Theatre Junction’s 2016/17 Season Marks Two Major Anniversaries

Portraits in Motion - Volker Gerling 2 - Photo credit Franz Ritschel

Volker Gerling (pictured) shares his flip book portraits with the audience in Portraits in Motion, one of seven shows announced for Theatre Junction’s 2016/17 season. Photo Credit: Franz Ritschel.

This May, Theatre Junction announced its 2016/17 season. The company’s upcoming season marks two major anniversaries: Theatre Junction’s 25th anniversary and the 10th anniversary of Theatre Junction at the Grand Theatre.

Theatre Junction has undergone several changes in the years since Artistic Director Mark Lawes founded the company in 1991. After a successful campaign to save the historic building from demolition, Theatre Junction relocated to the Grand in 2006 from the Southern Alberta Jubilee Auditorium, where the company was based for 14 years. While the company could have continued with “a program that was really more along the lines of interpreting text,” Lawes felt that it was important for Theatre Junction to change its mandate when they took over the Grand.

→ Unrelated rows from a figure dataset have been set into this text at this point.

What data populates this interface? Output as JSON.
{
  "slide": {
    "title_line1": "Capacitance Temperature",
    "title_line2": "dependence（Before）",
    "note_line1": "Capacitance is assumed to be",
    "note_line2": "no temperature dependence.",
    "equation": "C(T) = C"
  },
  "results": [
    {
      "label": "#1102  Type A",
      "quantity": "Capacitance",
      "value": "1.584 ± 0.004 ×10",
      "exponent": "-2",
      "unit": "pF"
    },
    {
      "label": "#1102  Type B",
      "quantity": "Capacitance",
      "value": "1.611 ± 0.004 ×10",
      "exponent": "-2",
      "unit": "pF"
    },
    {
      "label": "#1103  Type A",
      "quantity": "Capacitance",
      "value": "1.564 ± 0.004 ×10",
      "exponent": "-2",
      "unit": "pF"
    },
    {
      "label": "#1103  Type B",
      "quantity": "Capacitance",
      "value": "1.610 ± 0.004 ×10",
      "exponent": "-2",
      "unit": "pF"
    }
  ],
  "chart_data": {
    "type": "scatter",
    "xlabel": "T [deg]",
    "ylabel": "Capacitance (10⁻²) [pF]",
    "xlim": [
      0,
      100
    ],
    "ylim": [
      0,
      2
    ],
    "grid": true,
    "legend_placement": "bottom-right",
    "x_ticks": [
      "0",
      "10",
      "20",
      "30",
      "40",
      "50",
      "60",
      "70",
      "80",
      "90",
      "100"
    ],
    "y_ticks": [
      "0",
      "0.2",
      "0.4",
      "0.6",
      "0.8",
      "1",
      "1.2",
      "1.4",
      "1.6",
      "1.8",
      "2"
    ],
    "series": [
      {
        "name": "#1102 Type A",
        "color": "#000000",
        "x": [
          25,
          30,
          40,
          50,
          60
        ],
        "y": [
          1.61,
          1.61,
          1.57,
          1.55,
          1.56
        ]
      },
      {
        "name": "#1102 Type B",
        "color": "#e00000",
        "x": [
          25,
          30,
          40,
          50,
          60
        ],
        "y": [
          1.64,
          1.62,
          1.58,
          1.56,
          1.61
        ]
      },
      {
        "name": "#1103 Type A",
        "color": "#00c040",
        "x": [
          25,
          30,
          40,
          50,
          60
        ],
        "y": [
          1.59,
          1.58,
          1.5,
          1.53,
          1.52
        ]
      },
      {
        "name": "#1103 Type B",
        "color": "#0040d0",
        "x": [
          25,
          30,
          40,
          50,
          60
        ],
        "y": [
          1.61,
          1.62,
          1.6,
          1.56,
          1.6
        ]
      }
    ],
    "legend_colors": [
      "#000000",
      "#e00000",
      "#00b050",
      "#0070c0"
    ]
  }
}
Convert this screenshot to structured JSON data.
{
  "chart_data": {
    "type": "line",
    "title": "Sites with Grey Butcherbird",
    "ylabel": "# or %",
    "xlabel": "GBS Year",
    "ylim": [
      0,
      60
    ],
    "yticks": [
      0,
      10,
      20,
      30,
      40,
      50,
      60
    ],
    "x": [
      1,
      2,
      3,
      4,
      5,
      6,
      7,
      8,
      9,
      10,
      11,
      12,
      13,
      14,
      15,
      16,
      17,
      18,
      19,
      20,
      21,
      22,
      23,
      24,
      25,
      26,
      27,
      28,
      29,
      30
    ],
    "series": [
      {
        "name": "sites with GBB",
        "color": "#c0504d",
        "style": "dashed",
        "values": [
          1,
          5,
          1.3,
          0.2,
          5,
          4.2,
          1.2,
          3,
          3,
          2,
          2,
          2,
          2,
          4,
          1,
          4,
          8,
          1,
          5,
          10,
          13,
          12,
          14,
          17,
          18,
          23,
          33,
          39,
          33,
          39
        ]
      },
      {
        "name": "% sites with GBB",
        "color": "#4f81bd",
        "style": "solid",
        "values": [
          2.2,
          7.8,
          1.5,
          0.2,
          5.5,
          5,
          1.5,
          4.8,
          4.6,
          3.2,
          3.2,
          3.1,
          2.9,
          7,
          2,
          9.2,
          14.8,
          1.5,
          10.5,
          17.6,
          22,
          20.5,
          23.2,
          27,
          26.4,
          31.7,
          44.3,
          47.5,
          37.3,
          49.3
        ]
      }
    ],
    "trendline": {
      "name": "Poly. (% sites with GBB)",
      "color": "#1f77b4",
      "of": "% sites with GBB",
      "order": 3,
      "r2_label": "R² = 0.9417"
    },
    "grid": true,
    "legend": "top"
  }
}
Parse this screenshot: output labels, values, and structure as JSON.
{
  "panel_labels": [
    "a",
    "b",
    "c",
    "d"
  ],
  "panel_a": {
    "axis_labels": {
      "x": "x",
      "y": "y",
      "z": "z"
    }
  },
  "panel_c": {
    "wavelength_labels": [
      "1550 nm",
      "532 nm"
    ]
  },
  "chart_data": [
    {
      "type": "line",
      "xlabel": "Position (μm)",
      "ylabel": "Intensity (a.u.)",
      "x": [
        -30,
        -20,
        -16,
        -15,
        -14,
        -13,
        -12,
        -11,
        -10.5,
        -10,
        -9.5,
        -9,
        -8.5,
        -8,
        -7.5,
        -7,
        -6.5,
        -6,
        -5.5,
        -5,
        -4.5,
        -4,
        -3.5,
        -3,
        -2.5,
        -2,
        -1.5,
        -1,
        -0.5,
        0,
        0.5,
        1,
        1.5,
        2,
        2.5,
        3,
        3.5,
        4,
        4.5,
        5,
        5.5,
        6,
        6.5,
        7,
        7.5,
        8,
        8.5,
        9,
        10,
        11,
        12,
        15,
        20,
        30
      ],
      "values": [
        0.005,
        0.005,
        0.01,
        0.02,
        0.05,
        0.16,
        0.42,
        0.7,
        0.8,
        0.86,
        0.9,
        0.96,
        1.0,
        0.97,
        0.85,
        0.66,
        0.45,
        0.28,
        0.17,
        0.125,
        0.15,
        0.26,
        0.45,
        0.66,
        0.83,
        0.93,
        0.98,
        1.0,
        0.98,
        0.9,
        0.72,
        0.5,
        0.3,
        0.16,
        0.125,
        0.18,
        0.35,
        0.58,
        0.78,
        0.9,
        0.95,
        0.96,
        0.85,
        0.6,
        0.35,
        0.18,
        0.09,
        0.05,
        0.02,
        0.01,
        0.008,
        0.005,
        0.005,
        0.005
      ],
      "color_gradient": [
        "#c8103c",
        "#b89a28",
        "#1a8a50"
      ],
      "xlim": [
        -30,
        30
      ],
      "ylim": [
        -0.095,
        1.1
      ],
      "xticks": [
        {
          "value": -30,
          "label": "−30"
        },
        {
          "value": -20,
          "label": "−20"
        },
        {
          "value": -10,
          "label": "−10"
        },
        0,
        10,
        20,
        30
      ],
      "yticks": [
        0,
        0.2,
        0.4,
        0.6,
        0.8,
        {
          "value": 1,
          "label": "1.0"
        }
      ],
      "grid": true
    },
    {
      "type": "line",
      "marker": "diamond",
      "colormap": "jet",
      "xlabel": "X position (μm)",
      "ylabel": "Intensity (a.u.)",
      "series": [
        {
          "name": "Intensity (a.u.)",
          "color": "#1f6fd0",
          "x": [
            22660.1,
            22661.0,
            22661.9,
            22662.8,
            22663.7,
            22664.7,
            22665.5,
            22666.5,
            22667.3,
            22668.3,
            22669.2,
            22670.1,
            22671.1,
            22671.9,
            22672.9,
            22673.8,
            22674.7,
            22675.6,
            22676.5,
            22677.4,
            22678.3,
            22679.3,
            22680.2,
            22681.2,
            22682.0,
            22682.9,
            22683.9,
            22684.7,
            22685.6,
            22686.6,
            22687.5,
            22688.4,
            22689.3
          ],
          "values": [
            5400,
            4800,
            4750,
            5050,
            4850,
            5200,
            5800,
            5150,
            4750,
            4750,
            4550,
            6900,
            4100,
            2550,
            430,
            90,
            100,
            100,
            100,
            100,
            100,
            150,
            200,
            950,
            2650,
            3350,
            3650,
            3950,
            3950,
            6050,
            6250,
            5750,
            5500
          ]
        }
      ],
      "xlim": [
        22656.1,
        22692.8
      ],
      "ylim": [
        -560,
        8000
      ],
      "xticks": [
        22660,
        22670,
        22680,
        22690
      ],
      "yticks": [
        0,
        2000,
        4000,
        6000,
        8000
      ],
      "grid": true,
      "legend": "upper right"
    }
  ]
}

“There was a lot of risk involved in that change,” said Lawes. “I saw the regional theatre model as coming of age and potentially declining. The audience was getting older. It wasn’t engaging for young people to go and see work. And that was really important for me to engage millennials in arts and culture.” 

Today, Theatre Junction presents local, national, and international creation-based artists from multiple disciplines. Theatre Junction GRAND has transformed into a “different kind of cultural space” that continues the Grand’s legacy of culturalizing Calgary, while also being contemporary.

“It’s a real junction,” said Lawes about the space, which is also home to the restaurant Workshop Kitchen + Culture. “A meeting place where people come together and not only see amazing works of art, but can meet new people and talk about arts and ideas.”

One of seven shows to be presented in Theatre Junction’s upcoming season is Volker Gerling’s Portraits in Motion. Gerling’s Portraits in Motion will be presented by Theatre Junction and One Yellow Rabbit as part of the 31st Annual High Performance Rodeo. After walking 3500 km throughout Germany, Gerling created flip book portraits of the people he met on his journey. Audiences will get to see these portraits and hear the stories behind them when Gerling comes to Theatre Junction in January 2017.

“He just decided to walk and meet people,” said Lawes. “For me, it’s a beautiful, simple act of humanity. It’s going back to something very basic about meeting someone. That’s something that we all crave and need.”

Lawes says that Gerling will walk around Calgary, meeting people when he arrives in the new year. This material will not be included in the production at Theatre Junction, he adds, since “the show is set” already.

In March, Theatre Junction will present Porte Parole and Crow’s Theatre’s The Watershed. Written by Montreal playwright Annabel Soutar, who travelled cross-country across Canada with her family, The Watershed is an investigation into the future of our natural resources that raises questions concerning the politics of water.

“[Soutar] has been making documentary theatre on subjects that are important to her and her family,” said Lawes about the theatre artist. “We presented Seeds two years ago, that was [about] the Monsanto versus Schmeiser trial…It really questioned who owns a seed, who owns life.”

Lawes says that Soutar was particularly concerned about the state of water in Canada under the Harper government. “She was really concerned with policy surrounding research: what was being researched, what wasn’t being published from scientists. Funds that were being cut for research.”

When asked what goes into programming a season, especially one that includes international work, Lawes confesses that “there’s really no secrets, but it is a very long, complicated process.”

“I go out to festivals every year and see a lot of work,” Lawes said. “I have a bunch of different partners across the country and in the United States that we also talk to see what’s touring and share ideas of work. So, some works come very quickly, you know I see something I really like and it happens to be touring.

He adds that it is also about “keeping [a] dialogue open with artists who have presented before,” like Japanese dancer and choreographer Hiroaki Umeda whose new work was seen by Lawes in Montreal.

“He happened to be touring in Mexico just before he’ll be presenting here, so he was on the continent, more or less, and on the same side of the continent. So, it made some sense for him to come up here. That’s one example of how that works.”

Umeda will return to Theatre Junction in October 2016 with two new solo performances, Intensional Particle/split flow.